ドイツのエネルギー大手ユニパー(Uniper)は29日、ドイツ復興金融公庫(KfW)が割り当てた90億ユーロの融資枠を全て使用し、追加で40億ユーロの融資枠を申請したと発表した。ロシアからのガス供給が減少し、ガスと電力の価格が高騰する中で、短期的な流動性を確保する必要があるとしている。
同社はこの日、KfWの融資枠から20億ユーロを借り受け、既存の融資枠を全て使用。これに加え、融資枠の拡大を要請した。
ユニパーは、6月以降にロシアからのガス供給契約が一部しか履行されず、供給が2割まで減っていると説明。不足分を補うため、市場から著しく高い価格で調達していることから、1日当たり1億ユーロ以上の損失が出ているという。
さらに、エネルギー価格の高騰に伴い、ガスと電力の売買取引に必要な証拠金が増額。これが流動性に大きな影響を及ぼしているという。

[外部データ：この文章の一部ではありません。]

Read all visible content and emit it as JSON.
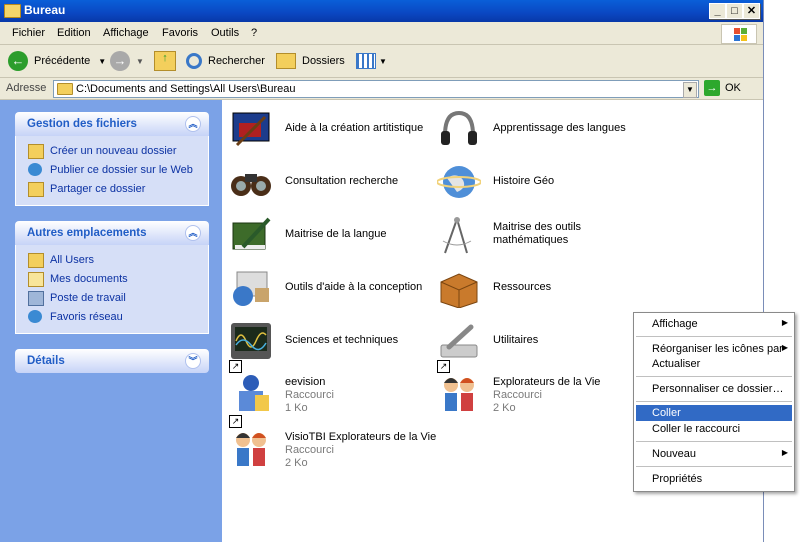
{
  "window": {
    "title": "Bureau",
    "minimize_glyph": "_",
    "maximize_glyph": "□",
    "close_glyph": "✕"
  },
  "menu": [
    "Fichier",
    "Edition",
    "Affichage",
    "Favoris",
    "Outils",
    "?"
  ],
  "toolbar": {
    "back": "Précédente",
    "search": "Rechercher",
    "folders": "Dossiers"
  },
  "address": {
    "label": "Adresse",
    "value": "C:\\Documents and Settings\\All Users\\Bureau",
    "go": "OK"
  },
  "sidebar": {
    "file_tasks": {
      "title": "Gestion des fichiers",
      "items": [
        "Créer un nouveau dossier",
        "Publier ce dossier sur le Web",
        "Partager ce dossier"
      ]
    },
    "other_places": {
      "title": "Autres emplacements",
      "items": [
        "All Users",
        "Mes documents",
        "Poste de travail",
        "Favoris réseau"
      ]
    },
    "details": {
      "title": "Détails"
    }
  },
  "items": [
    {
      "name": "Aide à la création artitistique",
      "icon": "art-palette-icon"
    },
    {
      "name": "Apprentissage des langues",
      "icon": "headphones-icon"
    },
    {
      "name": "Consultation recherche",
      "icon": "binoculars-icon"
    },
    {
      "name": "Histoire Géo",
      "icon": "globe-icon"
    },
    {
      "name": "Maitrise de la langue",
      "icon": "book-pen-icon"
    },
    {
      "name": "Maitrise des outils mathématiques",
      "icon": "compass-icon"
    },
    {
      "name": "Outils d'aide à la conception",
      "icon": "tools-globe-icon"
    },
    {
      "name": "Ressources",
      "icon": "box-icon"
    },
    {
      "name": "Sciences et techniques",
      "icon": "oscilloscope-icon"
    },
    {
      "name": "Utilitaires",
      "icon": "wrench-icon"
    },
    {
      "name": "eevision",
      "sub": "Raccourci",
      "size": "1 Ko",
      "icon": "eevision-shortcut-icon"
    },
    {
      "name": "Explorateurs de la Vie",
      "sub": "Raccourci",
      "size": "2 Ko",
      "icon": "explorateurs-shortcut-icon"
    },
    {
      "name": "VisioTBI Explorateurs de la Vie",
      "sub": "Raccourci",
      "size": "2 Ko",
      "icon": "visiotbi-shortcut-icon"
    }
  ],
  "context_menu": {
    "items": [
      {
        "label": "Affichage",
        "submenu": true
      },
      {
        "label": "Réorganiser les icônes par",
        "submenu": true
      },
      {
        "label": "Actualiser"
      },
      {
        "label": "Personnaliser ce dossier…"
      },
      {
        "label": "Coller",
        "selected": true
      },
      {
        "label": "Coller le raccourci"
      },
      {
        "label": "Nouveau",
        "submenu": true
      },
      {
        "label": "Propriétés"
      }
    ]
  },
  "colors": {
    "titlebar": "#0a5fd8",
    "sidebar": "#7ba2e7",
    "selection": "#316ac5",
    "link": "#0c32a3"
  }
}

同社は先に、ドイツ政府と救済パッケージで合意した。政府は10月1日以降、ガスの代替調達に伴う増加分の9割を消費者に転嫁することを可能とするメカニズムを導入。KfWの融資枠を従来の20億ユーロから90億ユーロに拡大した。救済策の一環として、政府はユニパーの株式30%相当を取得する。